The success or failure of conservation efforts at this year's International Whaling Commission meeting—June 16-19—appears to hinge on the power of a handful of pro-whaling nations to control the agenda. The name those nations have given their bloody quest: "Normalization" of the IWC.
Japan is spearheading efforts to strip the IWC of its conservation and welfare mandate. At last year's meeting in Ulsan, Korea, the Japanese government tried to eliminate planned discussions and actions on whale killing methods and welfare, the creation and maintenance of sanctuaries, whale watching, and the recently created Conservation Committee. Japan prefers to focus discussions on generating whale quotas and resuming commercial whaling.
Increased Whaling, Secret Ballots
The pro-whaling faction, led by Japan, Norway, and Iceland, needs only a simple majority of the IWC member votes to set its agenda.
Japan also has tried for decades to create a new category of IWC-permitted whaling for coastal communities: "Small-type coastal whaling." If this category is permitted, it will allow Japan to openly whale for commercial purposes for the first time since a ban was imposed in 1986.

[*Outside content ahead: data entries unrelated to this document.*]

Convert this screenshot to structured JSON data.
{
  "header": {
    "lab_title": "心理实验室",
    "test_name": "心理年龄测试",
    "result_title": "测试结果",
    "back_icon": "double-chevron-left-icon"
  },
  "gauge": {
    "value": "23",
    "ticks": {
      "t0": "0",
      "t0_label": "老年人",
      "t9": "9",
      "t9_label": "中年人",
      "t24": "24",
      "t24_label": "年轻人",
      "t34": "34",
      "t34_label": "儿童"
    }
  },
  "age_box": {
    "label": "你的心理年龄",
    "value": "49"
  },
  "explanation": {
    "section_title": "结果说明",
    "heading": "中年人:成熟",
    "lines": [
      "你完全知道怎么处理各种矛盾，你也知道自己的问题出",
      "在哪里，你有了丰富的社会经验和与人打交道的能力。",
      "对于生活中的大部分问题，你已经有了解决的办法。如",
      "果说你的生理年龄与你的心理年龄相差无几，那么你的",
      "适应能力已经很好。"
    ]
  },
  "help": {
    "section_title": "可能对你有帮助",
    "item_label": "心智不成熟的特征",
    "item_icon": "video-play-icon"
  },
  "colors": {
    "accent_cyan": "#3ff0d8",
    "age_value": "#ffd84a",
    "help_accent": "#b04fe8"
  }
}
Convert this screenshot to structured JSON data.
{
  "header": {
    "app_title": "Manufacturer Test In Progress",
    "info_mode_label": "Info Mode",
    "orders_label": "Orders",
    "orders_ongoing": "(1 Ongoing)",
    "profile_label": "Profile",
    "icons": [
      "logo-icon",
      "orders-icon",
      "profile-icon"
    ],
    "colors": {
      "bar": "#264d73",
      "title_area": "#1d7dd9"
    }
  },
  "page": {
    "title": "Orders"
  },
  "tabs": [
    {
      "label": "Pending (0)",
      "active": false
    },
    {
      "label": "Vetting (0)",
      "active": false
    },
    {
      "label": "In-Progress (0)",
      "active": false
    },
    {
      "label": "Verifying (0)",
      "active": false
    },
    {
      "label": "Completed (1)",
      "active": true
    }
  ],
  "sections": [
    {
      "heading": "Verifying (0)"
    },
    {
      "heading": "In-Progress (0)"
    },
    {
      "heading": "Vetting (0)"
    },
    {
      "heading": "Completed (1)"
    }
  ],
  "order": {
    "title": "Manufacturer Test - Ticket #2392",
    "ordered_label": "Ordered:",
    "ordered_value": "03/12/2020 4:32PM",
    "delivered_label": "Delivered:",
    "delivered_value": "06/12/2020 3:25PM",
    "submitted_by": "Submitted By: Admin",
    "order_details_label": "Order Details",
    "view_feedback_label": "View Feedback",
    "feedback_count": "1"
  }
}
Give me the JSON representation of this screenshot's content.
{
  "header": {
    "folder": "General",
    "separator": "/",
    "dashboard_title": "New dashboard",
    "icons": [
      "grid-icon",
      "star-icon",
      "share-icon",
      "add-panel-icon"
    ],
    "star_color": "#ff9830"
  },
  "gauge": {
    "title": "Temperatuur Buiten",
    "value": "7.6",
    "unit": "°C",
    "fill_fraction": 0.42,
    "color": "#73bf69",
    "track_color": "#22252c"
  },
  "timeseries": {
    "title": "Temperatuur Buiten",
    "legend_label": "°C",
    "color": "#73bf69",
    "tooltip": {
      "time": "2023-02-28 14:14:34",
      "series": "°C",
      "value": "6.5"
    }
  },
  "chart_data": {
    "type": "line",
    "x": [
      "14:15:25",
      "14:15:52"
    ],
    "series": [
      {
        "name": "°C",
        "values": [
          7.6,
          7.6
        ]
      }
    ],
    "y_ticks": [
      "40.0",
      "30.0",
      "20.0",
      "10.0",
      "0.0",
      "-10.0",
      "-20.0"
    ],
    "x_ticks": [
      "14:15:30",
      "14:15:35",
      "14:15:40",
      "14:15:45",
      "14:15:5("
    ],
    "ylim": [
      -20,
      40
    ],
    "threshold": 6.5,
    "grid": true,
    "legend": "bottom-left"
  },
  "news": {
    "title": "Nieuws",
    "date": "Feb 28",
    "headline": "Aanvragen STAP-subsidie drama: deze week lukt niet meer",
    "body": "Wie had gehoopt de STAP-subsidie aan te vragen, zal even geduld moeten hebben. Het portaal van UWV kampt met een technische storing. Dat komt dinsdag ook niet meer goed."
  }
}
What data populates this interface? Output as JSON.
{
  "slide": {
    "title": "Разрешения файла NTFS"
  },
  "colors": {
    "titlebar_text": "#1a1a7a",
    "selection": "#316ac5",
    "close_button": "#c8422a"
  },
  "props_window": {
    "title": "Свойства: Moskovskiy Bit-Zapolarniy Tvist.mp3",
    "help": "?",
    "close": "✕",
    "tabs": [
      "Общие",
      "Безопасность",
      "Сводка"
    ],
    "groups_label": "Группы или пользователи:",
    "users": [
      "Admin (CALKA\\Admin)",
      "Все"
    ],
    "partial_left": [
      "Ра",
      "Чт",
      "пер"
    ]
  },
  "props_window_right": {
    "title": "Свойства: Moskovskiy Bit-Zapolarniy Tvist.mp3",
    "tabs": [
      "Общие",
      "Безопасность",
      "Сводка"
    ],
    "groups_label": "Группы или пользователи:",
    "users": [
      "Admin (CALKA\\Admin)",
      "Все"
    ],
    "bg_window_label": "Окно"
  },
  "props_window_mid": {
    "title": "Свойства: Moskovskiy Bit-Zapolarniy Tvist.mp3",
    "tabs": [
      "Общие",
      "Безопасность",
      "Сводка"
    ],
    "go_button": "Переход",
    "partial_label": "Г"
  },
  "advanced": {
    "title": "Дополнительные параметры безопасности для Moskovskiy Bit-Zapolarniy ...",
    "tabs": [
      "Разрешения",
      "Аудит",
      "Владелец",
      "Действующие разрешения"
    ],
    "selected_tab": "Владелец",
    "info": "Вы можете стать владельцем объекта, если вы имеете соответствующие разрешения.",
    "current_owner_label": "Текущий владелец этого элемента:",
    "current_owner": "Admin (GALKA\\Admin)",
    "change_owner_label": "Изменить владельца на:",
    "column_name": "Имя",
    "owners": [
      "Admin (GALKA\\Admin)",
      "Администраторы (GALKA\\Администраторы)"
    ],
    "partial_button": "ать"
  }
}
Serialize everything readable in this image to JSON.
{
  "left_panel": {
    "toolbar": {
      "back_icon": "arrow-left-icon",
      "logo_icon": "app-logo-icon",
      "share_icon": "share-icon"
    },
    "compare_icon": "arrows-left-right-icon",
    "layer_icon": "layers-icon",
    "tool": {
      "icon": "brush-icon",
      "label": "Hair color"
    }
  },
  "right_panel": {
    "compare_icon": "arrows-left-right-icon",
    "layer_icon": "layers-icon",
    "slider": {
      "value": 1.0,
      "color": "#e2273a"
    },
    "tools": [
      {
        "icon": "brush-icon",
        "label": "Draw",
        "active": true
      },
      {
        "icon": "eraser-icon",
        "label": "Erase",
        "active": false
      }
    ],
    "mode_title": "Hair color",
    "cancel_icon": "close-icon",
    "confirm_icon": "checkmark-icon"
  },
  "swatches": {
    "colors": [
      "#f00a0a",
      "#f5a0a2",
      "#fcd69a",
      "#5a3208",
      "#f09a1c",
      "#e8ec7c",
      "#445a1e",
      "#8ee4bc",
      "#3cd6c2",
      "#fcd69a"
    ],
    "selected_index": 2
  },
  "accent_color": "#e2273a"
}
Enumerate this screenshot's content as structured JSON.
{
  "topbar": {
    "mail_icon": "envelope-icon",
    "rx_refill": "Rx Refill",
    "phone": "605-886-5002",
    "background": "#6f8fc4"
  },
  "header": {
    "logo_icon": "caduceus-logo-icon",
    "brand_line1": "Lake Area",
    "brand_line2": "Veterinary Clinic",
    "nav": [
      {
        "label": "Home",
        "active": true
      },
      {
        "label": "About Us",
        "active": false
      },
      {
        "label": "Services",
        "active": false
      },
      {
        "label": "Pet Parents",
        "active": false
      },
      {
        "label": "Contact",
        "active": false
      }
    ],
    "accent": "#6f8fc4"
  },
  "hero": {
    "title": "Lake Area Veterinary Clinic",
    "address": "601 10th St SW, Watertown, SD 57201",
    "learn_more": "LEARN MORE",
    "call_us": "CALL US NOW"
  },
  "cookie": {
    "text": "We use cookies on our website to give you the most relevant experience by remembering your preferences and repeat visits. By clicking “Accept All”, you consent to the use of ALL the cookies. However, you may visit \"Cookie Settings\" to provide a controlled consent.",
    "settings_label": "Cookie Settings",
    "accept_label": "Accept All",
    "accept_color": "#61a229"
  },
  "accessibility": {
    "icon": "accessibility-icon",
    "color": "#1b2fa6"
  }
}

For the past ten years and again this year, Japan is calling for secret ballots at the meeting. If a simple majority votes in favor of secret ballots, citizens won't be able to hold their national representatives accountable, and tourists won't be able to avoid pro-whaling countries. If successful, Japan's ploy will make it far easier for nations that are concerned about their public image to vote in favor of whaling.
Revised Management Scheme
Since 1993, IWC-member countries have been hashing out a new method for managing commercial whaling, called the Revised Management Scheme. The IWC cannot vote to lift the ban on commercial whaling until the RMS is in place.
Current drafts of the RMS fall far short of what would be expected in a modern fisheries management regimen. Most modern fisheries agreements are not strong enough to prevent fish stocks from continuing to decline. The fact that the pro-whaling nations will not agree to even these inadequate measures is telling.
To push through an RMS at this year's IWC meeting, Japan and its allies will need a three-quarters majority of IWC members to vote against the whales, numbers that most observers believe they do not yet possess. However, the pro-whaling countries can make progress this year by having a resolution passed calling for the adoption of specific RMS language.
Meanwhile, It's Whaling as Usual
Today's world has no need for commercial whaling. The need for whale bone, blubber, meat, or oil does not drive whaling in the 21st century; greed and politics do. Additionally, killing whales is ecologically irresponsible. Whale populations that were depleted by many years of large-scale commercial whaling have yet to fully recover, and a number of these species remain classified as endangered or threatened.
The commercial whaling ban was supposed to stop all commercial whaling. However, several nations continue to exploit a loophole in the convention which allows scientific whaling, making a mockery of the ban and the IWC's ability to stop the abuses. Since the ban went into effect, more than 24,000 whales have been killed, the majority by 'research' whalers.